The January issue of Car and Driver suggests that the 8-speed ZF transmission will highly likely going to replace the current 6 speed automatic transmission across the BMW line-up.
While we don’t have an official confirmation on this, we reported in the past that BMW is considering replacing the six speed auto with the more power and fuel efficient eight speed ZF automatic transmission. The change will take over the course of the next two-three years and by 2012, the entire line-up will feature the new ZF transmission.
Car and Driver goes ahead and gives a great review to the new 8-speed gearbox, confirming what we knew already: almost near perfection shifting, always in the right gear and higher fuel efficiency.
The ZF 8-speed automatic made its debut on the BMW 5 Series Gran Turismo and 760Li, and will also appear on the Bentley Mulsanne and Rolls Royce Ghost models. It was named recently the 2010 Automotive News PACE Award Finalist.

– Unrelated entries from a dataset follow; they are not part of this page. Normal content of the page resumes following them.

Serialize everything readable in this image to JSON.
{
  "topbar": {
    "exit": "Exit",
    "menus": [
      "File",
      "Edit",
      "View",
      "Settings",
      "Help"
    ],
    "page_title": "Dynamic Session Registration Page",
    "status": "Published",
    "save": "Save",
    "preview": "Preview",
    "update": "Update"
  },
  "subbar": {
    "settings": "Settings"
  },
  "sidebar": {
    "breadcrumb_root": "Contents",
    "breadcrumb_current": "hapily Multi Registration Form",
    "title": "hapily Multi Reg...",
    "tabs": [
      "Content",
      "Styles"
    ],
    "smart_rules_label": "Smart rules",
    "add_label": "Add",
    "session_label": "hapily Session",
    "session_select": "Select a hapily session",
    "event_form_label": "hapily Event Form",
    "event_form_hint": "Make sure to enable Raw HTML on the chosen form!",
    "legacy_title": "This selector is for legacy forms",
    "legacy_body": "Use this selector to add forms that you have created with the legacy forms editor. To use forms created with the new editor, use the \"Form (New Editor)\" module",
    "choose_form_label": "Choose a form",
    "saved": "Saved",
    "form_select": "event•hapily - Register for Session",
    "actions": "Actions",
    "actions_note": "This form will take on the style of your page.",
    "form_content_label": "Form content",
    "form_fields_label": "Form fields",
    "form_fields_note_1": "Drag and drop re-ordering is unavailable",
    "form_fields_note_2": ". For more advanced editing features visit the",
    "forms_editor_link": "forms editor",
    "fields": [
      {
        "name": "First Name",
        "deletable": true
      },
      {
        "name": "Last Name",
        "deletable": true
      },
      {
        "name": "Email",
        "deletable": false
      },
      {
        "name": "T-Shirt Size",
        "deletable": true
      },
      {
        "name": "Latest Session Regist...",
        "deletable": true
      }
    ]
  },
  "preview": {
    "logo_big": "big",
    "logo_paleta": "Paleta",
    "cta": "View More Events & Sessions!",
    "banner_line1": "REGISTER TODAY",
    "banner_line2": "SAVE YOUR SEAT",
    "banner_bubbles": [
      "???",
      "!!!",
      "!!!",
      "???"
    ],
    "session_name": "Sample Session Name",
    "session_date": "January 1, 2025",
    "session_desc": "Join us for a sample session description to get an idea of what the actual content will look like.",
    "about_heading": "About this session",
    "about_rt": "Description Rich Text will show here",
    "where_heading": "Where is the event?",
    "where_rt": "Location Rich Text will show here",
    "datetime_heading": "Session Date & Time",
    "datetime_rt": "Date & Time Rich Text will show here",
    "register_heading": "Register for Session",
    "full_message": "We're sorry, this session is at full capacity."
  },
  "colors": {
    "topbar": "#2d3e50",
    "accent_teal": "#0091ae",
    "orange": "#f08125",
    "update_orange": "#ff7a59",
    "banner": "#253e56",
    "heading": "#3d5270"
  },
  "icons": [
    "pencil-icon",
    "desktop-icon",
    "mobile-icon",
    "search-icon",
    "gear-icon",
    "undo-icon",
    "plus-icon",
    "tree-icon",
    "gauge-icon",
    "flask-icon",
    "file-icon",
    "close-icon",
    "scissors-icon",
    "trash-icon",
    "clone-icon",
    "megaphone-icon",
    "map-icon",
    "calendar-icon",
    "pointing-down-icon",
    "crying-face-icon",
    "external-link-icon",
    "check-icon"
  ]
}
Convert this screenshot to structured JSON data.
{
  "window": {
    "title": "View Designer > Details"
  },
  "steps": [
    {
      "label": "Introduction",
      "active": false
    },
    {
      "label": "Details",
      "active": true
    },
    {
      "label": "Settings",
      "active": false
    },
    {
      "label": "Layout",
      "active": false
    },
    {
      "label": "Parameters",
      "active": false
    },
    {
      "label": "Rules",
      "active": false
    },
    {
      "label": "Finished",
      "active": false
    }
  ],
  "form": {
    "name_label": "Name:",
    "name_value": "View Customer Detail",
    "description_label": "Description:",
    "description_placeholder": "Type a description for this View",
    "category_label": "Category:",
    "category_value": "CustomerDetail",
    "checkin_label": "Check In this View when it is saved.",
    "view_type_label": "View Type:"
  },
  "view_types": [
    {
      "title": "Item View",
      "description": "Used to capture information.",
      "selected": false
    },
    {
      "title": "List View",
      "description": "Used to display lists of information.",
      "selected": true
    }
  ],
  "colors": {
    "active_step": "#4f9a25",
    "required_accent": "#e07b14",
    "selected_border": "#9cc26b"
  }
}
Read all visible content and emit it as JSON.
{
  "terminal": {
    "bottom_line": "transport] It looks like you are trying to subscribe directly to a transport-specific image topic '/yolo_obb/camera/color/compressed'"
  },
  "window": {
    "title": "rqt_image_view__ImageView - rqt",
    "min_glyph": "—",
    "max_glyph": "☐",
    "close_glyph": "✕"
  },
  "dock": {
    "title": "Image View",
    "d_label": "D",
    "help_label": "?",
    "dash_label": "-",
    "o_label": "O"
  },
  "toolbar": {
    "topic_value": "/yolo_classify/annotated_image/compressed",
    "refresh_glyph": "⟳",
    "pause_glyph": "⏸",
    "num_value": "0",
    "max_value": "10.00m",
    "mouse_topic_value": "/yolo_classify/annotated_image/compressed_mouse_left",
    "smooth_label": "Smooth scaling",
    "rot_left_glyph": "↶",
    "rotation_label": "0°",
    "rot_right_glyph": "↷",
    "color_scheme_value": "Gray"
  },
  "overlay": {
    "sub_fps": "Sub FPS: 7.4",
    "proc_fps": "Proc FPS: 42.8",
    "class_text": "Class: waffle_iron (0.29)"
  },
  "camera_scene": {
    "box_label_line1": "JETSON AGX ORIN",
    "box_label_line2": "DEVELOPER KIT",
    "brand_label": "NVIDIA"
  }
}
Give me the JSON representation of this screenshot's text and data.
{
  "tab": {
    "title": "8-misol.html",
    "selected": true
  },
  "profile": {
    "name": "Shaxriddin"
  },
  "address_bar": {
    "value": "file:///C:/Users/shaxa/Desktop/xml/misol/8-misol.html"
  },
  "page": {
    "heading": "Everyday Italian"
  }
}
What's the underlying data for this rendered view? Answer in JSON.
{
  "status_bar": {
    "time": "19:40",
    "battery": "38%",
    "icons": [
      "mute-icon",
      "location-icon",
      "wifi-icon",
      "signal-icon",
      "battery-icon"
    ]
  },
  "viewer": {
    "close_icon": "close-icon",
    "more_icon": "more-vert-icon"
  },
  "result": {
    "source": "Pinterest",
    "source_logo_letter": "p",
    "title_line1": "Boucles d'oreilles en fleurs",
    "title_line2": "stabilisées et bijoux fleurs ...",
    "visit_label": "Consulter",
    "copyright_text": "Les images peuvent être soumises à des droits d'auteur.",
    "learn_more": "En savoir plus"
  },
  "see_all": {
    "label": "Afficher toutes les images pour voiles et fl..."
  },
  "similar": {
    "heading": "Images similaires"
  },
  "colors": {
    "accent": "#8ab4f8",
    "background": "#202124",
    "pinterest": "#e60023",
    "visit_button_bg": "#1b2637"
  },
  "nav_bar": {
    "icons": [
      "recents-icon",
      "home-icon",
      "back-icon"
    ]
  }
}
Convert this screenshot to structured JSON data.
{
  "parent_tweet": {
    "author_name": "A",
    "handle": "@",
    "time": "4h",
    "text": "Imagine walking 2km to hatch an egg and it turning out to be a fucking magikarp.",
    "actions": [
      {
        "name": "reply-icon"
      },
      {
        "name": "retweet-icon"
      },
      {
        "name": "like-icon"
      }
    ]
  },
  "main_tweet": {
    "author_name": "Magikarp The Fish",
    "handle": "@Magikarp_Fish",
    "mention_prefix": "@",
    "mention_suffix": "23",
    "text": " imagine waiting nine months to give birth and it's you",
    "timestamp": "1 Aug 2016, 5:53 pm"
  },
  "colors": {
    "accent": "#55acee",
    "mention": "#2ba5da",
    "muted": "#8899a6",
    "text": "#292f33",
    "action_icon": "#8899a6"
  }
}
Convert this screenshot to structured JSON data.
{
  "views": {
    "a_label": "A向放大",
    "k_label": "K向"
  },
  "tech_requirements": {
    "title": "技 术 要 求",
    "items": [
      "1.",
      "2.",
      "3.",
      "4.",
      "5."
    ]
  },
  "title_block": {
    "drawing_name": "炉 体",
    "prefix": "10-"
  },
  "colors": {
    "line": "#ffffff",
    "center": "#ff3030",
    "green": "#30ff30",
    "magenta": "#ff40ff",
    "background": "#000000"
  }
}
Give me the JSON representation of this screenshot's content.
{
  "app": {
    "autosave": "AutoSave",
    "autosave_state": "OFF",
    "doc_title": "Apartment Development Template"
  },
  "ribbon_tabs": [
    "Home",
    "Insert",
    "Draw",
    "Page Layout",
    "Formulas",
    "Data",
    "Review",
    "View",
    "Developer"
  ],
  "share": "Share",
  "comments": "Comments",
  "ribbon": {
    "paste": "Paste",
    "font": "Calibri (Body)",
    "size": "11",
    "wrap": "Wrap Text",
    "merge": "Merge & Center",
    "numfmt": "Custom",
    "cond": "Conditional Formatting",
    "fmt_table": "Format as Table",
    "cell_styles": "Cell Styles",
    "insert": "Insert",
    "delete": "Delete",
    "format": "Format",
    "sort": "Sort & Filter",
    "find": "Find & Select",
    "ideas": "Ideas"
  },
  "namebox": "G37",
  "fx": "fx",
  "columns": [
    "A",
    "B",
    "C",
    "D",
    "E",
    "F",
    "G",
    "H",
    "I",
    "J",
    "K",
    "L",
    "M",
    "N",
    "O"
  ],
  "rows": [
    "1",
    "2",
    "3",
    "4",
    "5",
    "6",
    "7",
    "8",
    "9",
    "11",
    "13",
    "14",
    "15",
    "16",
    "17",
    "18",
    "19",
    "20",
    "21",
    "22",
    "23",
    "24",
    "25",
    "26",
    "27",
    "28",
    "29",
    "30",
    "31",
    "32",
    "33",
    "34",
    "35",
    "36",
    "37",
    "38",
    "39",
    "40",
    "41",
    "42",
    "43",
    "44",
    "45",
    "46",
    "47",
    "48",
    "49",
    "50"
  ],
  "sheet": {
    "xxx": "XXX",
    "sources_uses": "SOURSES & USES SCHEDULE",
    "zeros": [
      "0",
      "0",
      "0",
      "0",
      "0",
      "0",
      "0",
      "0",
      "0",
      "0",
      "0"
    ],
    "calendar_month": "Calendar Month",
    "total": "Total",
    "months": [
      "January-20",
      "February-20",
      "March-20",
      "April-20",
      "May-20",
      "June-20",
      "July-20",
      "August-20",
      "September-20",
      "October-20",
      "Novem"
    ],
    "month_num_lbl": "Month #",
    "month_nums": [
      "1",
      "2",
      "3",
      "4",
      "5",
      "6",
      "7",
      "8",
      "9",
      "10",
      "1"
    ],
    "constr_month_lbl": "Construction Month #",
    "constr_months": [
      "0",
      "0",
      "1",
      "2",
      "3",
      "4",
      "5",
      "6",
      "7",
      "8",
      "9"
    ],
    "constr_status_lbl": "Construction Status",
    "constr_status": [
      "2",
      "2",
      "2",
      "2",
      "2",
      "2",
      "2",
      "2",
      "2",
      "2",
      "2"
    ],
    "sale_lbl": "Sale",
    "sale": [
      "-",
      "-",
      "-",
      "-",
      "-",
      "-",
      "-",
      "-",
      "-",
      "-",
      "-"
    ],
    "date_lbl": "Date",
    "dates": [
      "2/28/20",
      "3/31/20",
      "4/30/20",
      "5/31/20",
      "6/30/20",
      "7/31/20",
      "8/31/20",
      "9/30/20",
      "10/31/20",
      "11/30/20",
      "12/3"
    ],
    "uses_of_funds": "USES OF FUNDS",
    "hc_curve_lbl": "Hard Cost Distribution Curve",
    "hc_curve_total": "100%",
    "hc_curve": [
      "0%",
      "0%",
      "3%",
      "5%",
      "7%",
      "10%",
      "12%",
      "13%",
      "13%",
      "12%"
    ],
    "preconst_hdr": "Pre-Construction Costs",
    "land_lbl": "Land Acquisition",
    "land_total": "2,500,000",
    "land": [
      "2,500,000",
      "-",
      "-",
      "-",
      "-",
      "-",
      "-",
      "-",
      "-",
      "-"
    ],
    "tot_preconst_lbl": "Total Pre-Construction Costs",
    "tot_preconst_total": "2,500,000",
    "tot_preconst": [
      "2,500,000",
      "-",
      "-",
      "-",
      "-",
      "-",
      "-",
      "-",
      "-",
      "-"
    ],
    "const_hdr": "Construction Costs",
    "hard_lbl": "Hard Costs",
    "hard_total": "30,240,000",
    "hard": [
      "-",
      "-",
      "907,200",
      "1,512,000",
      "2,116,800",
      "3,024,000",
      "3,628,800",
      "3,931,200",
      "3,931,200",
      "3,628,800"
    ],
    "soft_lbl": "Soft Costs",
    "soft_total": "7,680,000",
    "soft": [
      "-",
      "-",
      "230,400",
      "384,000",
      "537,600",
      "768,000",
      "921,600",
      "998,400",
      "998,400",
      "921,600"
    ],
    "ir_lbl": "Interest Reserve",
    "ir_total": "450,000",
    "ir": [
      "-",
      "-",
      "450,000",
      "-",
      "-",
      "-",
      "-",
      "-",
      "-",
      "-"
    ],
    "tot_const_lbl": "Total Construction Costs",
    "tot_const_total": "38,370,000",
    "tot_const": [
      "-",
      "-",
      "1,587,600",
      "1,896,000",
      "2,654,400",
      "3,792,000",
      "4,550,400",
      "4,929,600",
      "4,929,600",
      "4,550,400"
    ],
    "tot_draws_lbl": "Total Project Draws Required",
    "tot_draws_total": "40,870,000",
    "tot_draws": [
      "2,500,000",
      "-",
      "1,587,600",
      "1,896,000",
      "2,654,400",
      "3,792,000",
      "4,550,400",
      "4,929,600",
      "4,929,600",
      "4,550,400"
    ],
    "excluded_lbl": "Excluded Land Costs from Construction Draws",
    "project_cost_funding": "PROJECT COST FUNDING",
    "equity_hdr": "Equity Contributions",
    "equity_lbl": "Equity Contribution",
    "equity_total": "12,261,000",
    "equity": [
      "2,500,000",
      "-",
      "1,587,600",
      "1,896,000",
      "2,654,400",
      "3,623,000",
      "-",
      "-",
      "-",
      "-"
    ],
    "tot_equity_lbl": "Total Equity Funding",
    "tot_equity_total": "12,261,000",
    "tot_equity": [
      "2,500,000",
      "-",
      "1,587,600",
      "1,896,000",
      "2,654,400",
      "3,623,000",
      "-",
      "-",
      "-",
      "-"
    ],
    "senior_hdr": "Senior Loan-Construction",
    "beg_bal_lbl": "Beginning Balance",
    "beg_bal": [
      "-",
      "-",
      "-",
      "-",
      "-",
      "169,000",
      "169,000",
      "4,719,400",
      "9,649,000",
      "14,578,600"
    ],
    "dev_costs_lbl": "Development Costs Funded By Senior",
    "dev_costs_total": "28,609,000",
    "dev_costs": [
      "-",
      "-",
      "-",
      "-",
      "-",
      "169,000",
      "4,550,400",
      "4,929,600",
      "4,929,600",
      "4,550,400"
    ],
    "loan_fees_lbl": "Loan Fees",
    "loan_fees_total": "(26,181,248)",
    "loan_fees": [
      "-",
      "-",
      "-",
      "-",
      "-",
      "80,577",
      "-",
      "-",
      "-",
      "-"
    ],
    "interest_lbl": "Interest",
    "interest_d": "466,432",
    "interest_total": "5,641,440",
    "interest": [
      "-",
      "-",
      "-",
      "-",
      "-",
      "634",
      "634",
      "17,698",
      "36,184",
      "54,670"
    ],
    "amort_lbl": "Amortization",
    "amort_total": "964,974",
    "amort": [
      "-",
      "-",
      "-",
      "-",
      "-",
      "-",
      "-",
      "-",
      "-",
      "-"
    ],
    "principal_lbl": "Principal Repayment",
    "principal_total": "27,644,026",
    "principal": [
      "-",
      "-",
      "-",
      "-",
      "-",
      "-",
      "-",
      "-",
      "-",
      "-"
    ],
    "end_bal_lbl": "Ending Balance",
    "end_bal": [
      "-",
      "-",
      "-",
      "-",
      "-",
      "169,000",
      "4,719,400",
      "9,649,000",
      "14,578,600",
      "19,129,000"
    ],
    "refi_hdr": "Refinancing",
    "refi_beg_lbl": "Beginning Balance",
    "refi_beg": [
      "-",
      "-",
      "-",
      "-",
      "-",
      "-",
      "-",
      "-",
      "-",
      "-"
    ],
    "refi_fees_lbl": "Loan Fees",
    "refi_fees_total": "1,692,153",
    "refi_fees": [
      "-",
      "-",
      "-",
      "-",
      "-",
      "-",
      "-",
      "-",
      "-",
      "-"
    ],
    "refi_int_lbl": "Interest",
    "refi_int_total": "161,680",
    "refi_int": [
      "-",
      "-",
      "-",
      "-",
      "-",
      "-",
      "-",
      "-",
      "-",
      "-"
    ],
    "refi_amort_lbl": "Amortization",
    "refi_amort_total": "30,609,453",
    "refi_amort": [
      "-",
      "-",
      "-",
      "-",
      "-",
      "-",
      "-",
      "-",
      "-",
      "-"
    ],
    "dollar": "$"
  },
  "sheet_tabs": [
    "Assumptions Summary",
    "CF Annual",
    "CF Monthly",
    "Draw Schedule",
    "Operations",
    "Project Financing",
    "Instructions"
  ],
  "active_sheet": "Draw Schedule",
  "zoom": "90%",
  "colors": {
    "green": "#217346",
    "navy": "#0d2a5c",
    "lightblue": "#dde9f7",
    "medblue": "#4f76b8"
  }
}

For a while, the ZF 6-speed was regarded as one of the best automatic transmissions featured in a production car, but the new ZF 8-speed takes it a bit further. It is not based on the 6-speed ‘box with two extra gears, but rather an all-new design, similar in size to a 6-speed automatic, with fewer parts.
The modular design allows for integration into hybrid vehicles, simply by replacing the torque converter with an electric motor, resulting in a fuel economy improvement of approximately 25 percent when compared to the ZF 6-speed, and still weighing the same – 200 lbs. It also has an optional wet multiplate clutch pack like the new E63 AMG.
According to the company, their goal was to develop a new transmission that improved fuel economy by at least 6 percent over the current-generation of 6-speed automatic, while also improving the power-to-weight ratio, shift speed and quality, while increasing torque load. It can handle up to 738 lbs-ft of torque.
All the new 2011 BMW 5 Series models will feature the ZF 8-speed automatic transmission and all the details can be seen in the excerpt below taken from the official press release:
All new BMW 5 Series models will feature an 8-speed automatic transmission, which brings smooth shifting, sportiness and efficiency to new levels of perfection. Compared to the exemplary 6-speed automatic offered in past BMW models, the 8-speed’s “taller” cruising gears make a significant contribution to reduced fuel consumption and emissions, as well as quietness. And its wider spread of ratios from lowest to highest gear enhances acceleration and response across the range of driving speeds.
Technically speaking, this new automatic’s attributes have been achieved via an innovative concept that provides the two additional ratios (7 and 8) with no increase in bulk or weight. In an arrangement not heretofore employed in an 8-speed automatic, four planetary gearsets and five clutch packs are controlled in a way that no more than two of the five clutch packs are freewheeling at any given time. The modest increase in the number of mechanical elements allows the new transmission to achieve unusually high efficiency: the so-called “gearing efficiency” is higher than 98% in all eight gears. In 6th gear, it’s highest of all because that is direct drive, with no gearing reduction at all. Combine this with reduced friction and the ability to keep the torque converter “locked up” more of the total driving time, and the transmission becomes very much a part of the new 5 Series’ overall efficiency concept.
Two additional gears mean threefold progress: quicker shifts, greater smoothness, enhanced efficiency.
The wider spread of ratios allows the engine to run at lower speeds, mainly in the “tallest” gear, 8th. Yet even with this wider spread, the steps between adjacent gears are reduced; in turn this means a stronger, smoother flow of power during acceleration.
And for the same reason, faster shifts are a further benefit because only one clutch pack is disengaged to shift up or down by one or two gears. On the other hand, downshifting more than two gears is accomplished as a direct shift. For example, a downshift from 8th to 2nd gear is made with only one clutch pack disengagement, and thus occurs without stepping down through the intermediate gears. Thus at one instant the driver can be enjoying the quiet, fuel-efficient low rpm of 8th gear, and in the next instant getting maximum acceleration.
It is interesting and at the same time, pleasing to see that BMW decided to go down this route with the new 5 Series since Mercedes-Benz offers the four-cylinder E-Class with the lower-end 5-speed transmission.
As far as the next generation M5, there are several reports out there mentioning a similar 8-speed automatic replacing the current M-DCT, but we’ll keep this at a rumor level for now.